Lábios carnudos (beiços), orelhas pequenas, nariz achatado,
cabelo crespo e pele negra. Este é o biotipo negro que aliado ao gênero expoem
um fator duplo de discriminação. Não adianta fechar os olhos. O racismo existe
e está presente em toda a sociedade, inclusive no meio cristão. Como a Igreja
Evangélica de hoje pode abordar e combater tamanho mal? Não combate. Camufla,
finje, se omite e faz de conta que está tudo bem. Mas o racismo é uma enorme ferida
putrefata à qual tentam tapar com faixas brancas.
Confundidos com ladrões, comparados a macacos,
insultados simplesmente pela cor da pele. Mesmo em pleno século XXI, não são
raros os casos de racismo no mundo, que vão desde uma piada contada numa roda
de amigos - piadas essas que também são contadas nas rodinhas de
"comunhão" cristãs - até registros de injustiças, crimes e mortes.
Recentemente, os campos de futebol viraram cenários
para lamentáveis manifestações desse tipo. Quem não se lembra da triste cena de
um torcedor espanhol jogando uma banana em direção ao jogador brasileiro Daniel
Alves durante uma partida? E de toda uma torcida no Peru imitando o som de
macaco nas vezes em que o também brasileiro Tinga pegava na bola?
Não foi à toa que a temática da Copa do Mundo 2014,
realizada no Brasil, foi o combate ao racismo. Fora do esporte, as cenas de
preconceito são ainda mais frequentes. Há pouco tempo, um ator carioca foi
preso injustamente após ser confundido com um bandido. O que ele tinha em comum
com o suposto assaltante? A cor da pele. São inúmeras as ocorrências de
discriminação e constrangimento no dia a dia, que normalmente acontecem em
lojas, restaurantes, empresas e agências de seleção de pessoal. E muitas vezes
a agressão não é só verbal ou psicológica, é física também e pode acabar em morte.

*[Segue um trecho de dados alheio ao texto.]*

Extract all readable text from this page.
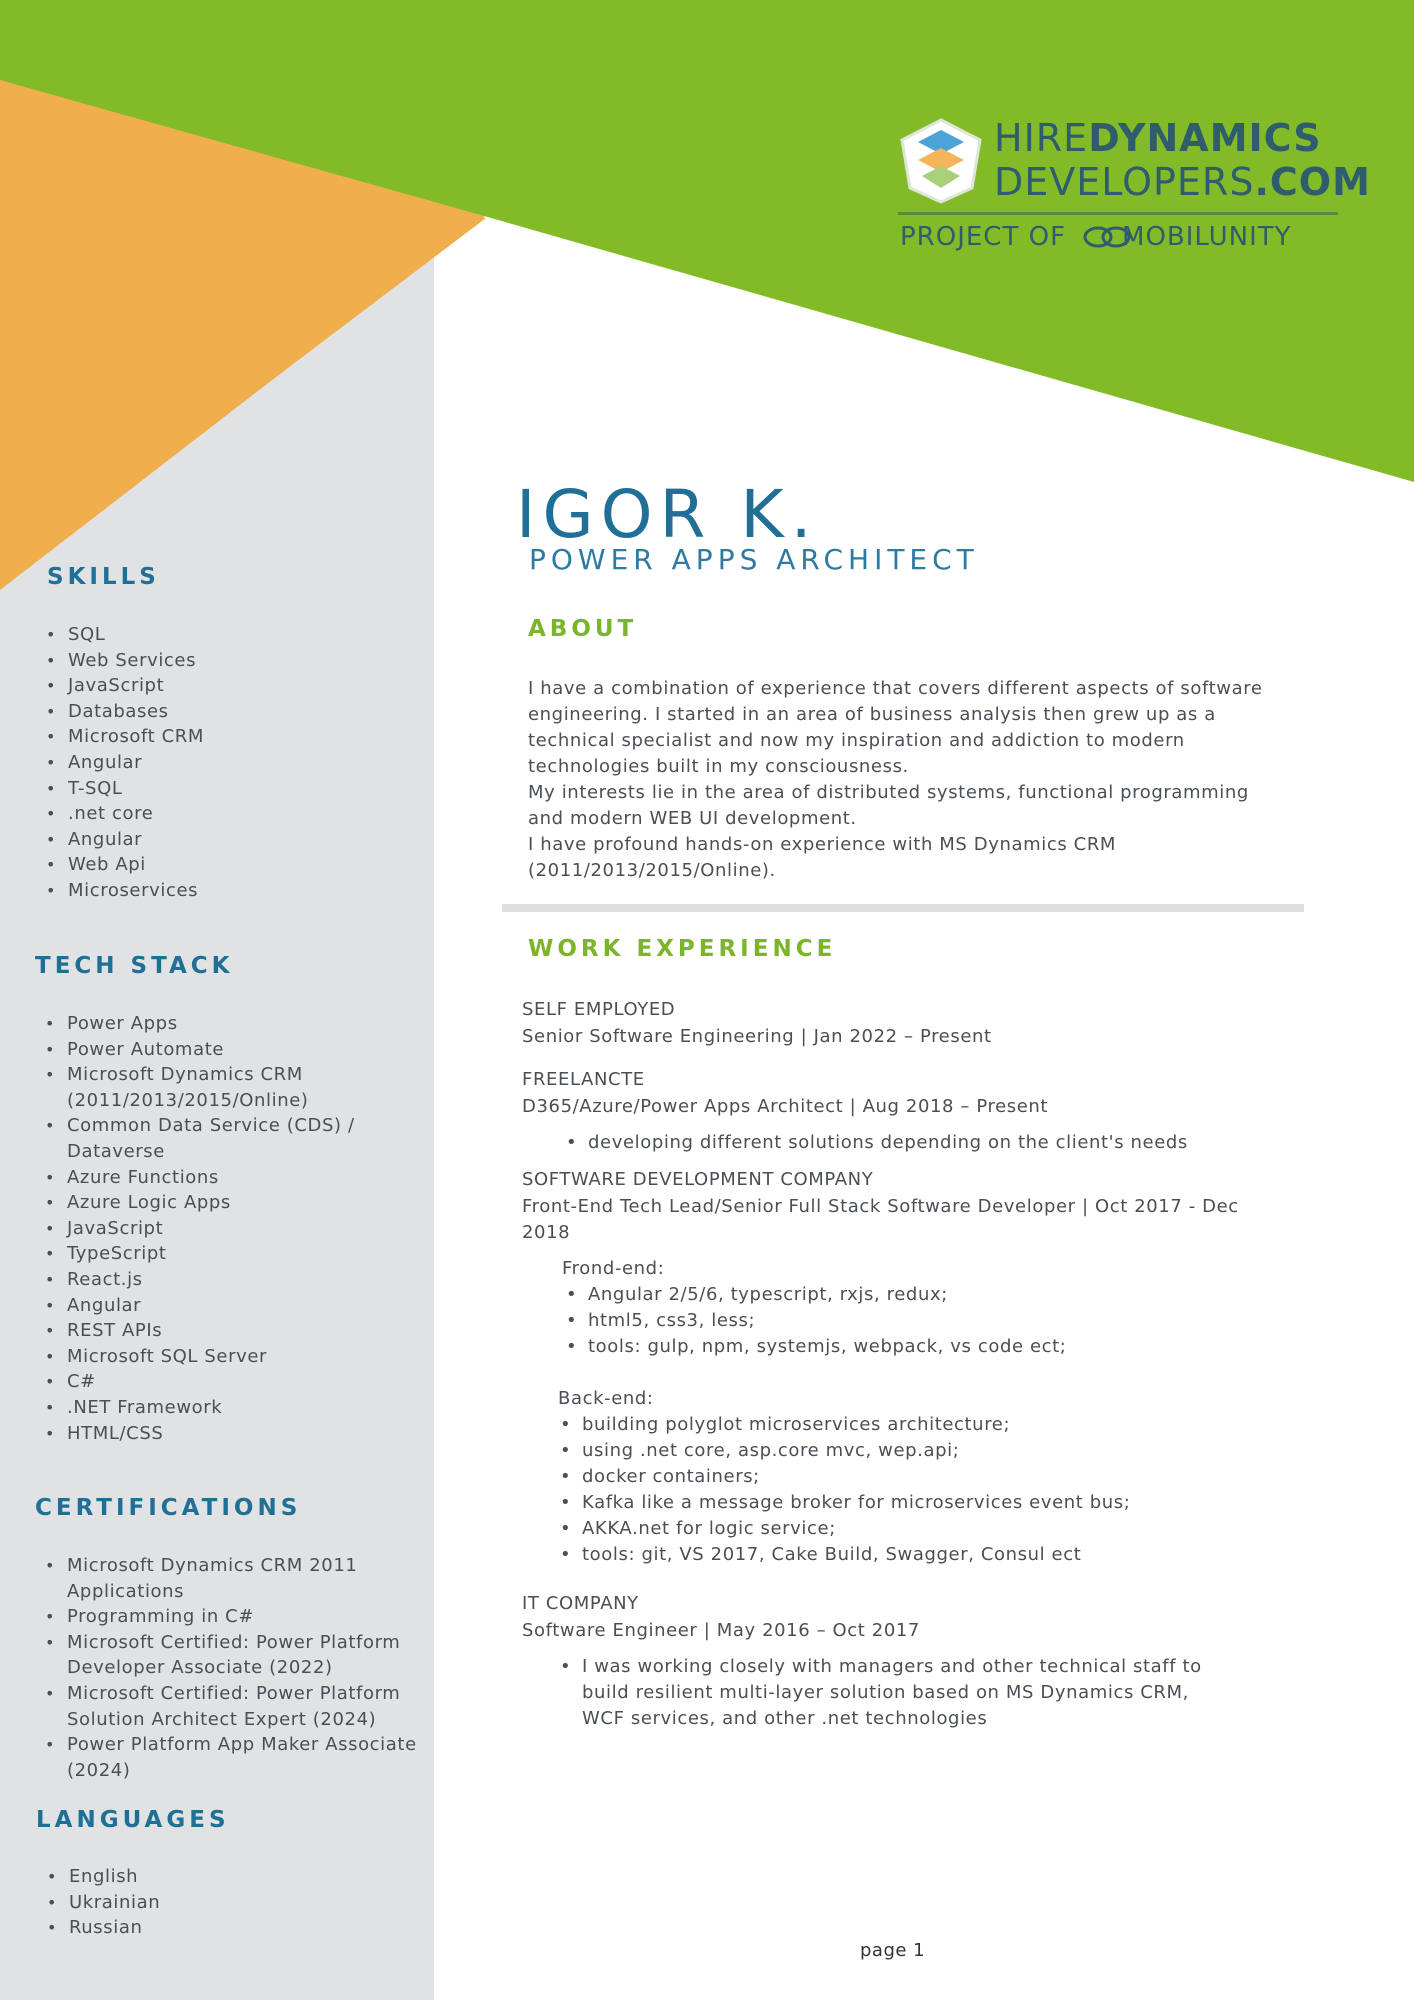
HIREDYNAMICS
DEVELOPERS.COM
PROJECT OF MOBILUNITY
IGOR K.
POWER APPS ARCHITECT
ABOUT

I have a combination of experience that covers different aspects of software engineering. I started in an area of business analysis then grew up as a technical specialist and now my inspiration and addiction to modern technologies built in my consciousness.

My interests lie in the area of distributed systems, functional programming and modern WEB UI development.

I have profound hands-on experience with MS Dynamics CRM (2011/2013/2015/Online).

WORK EXPERIENCE
SELF EMPLOYED
Senior Software Engineering | Jan 2022 – Present
FREELANCTE
D365/Azure/Power Apps Architect | Aug 2018 – Present
• developing different solutions depending on the client's needs
SOFTWARE DEVELOPMENT COMPANY
Front-End Tech Lead/Senior Full Stack Software Developer | Oct 2017 - Dec 2018
Frond-end:
• Angular 2/5/6, typescript, rxjs, redux;
• html5, css3, less;
• tools: gulp, npm, systemjs, webpack, vs code ect;
Back-end:
• building polyglot microservices architecture;
• using .net core, asp.core mvc, wep.api;
• docker containers;
• Kafka like a message broker for microservices event bus;
• AKKA.net for logic service;
• tools: git, VS 2017, Cake Build, Swagger, Consul ect
IT COMPANY
Software Engineer | May 2016 – Oct 2017
• I was working closely with managers and other technical staff to build resilient multi-layer solution based on MS Dynamics CRM, WCF services, and other .net technologies
SKILLS
• SQL
• Web Services
• JavaScript
• Databases
• Microsoft CRM
• Angular
• T-SQL
• .net core
• Angular
• Web Api
• Microservices
TECH STACK
• Power Apps
• Power Automate
• Microsoft Dynamics CRM (2011/2013/2015/Online)
• Common Data Service (CDS) / Dataverse
• Azure Functions
• Azure Logic Apps
• JavaScript
• TypeScript
• React.js
• Angular
• REST APIs
• Microsoft SQL Server
• C#
• .NET Framework
• HTML/CSS
CERTIFICATIONS
• Microsoft Dynamics CRM 2011 Applications
• Programming in C#
• Microsoft Certified: Power Platform Developer Associate (2022)
• Microsoft Certified: Power Platform Solution Architect Expert (2024)
• Power Platform App Maker Associate (2024)
LANGUAGES
• English
• Ukrainian
• Russian
page 1
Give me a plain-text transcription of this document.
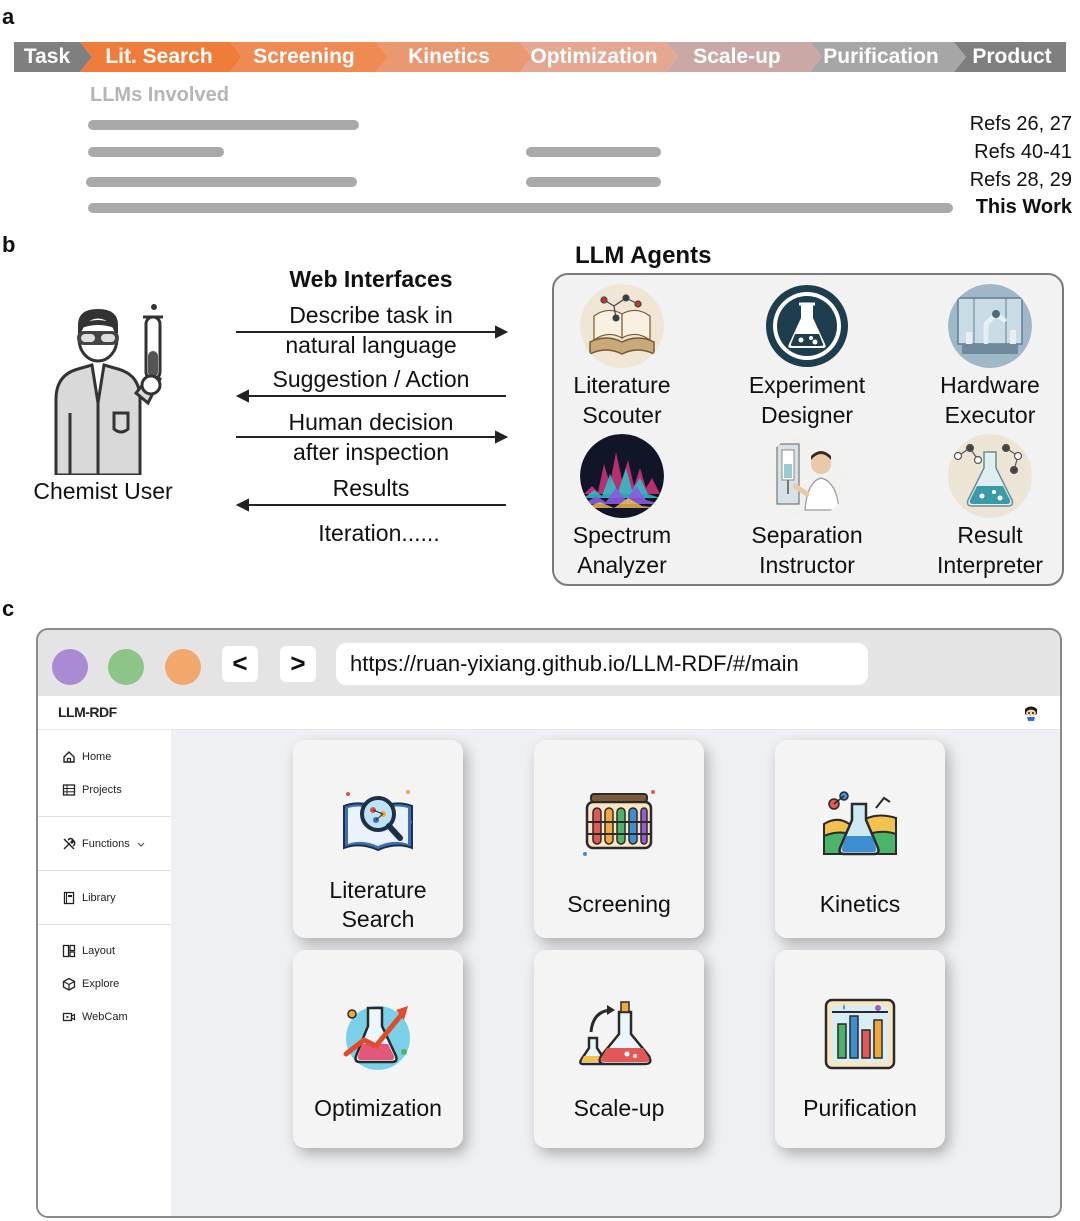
a
Task	Lit. Search	Screening	Kinetics	Optimization	Scale-up	Purification	Product
LLMs Involved
Refs 26, 27
Refs 40-41
Refs 28, 29
This Work
b
Chemist User
Web Interfaces
Describe task in
natural language
Suggestion / Action
Human decision
after inspection
Results
Iteration......
LLM Agents
Literature
Scouter
Experiment
Designer
Hardware
Executor
Spectrum
Analyzer
Separation
Instructor
Result
Interpreter
c
<	>	https://ruan-yixiang.github.io/LLM-RDF/#/main
LLM-RDF
Home
Projects
Functions
Library
Layout
Explore
WebCam
Literature
Search
Screening	Kinetics
Optimization	Scale-up	Purification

No Brasil, a possibilidade de um adolescente negro ser
vítima de homicídio é 3,7 vezes maior do que a de um branco, segundo um
levantamento divulgado em 2013 pelo Instituto de Pesquisa Econômica Aplicada
(Ipea). No estudo, o Espírito Santo aparece como o segundo estado, numa lista
de 10, que oferece mais perigo para o jovem negro, perdendo só para Alagoas. E,
por mais incrível e vergonhoso que seja, há casos de racismo até mesmo dentro
da Igreja Evangélica. E eu, como negro e afrodescendente, sei bem o que é isso.
Racismo velado
O racismo camuflado é a prova inequívoca de que o
pecado da hipocrisia é latente no meio evangélico. "Na Igreja Evangélica
não há racismo; afinal, todos são iguais perante a Deus". Tal pensamento, pregado por lideranças e
aceito como realidade por evangélicos, tem entrado em confronto com a prática
do amor ao próximo, reconhecido como o segundo mandamento de Jesus.
A promoção de conceitos racistas como a teoria do
branqueamento social [assimilação dos padrões brancos para se afirmar
socialmente] e a consequente negação da própria identidade, após anos de
escravidão, tem sido reproduzidos por comunidades evangélicas. Como - ao menos
na teoria - somos imitadores de Cristo, às vezes nossa imitação acaba sendo uma
sombra de um arremedo e se transforma em hipocrisia dada às máscaras que usamos
para tratar com afrodescendentes dentro da igreja. É um racismo velado, por
causa de uma perspectiva cristã de que Deus não faz acepção de pessoas. Ou
seja, é mais um caso do prega-se e não vive-se.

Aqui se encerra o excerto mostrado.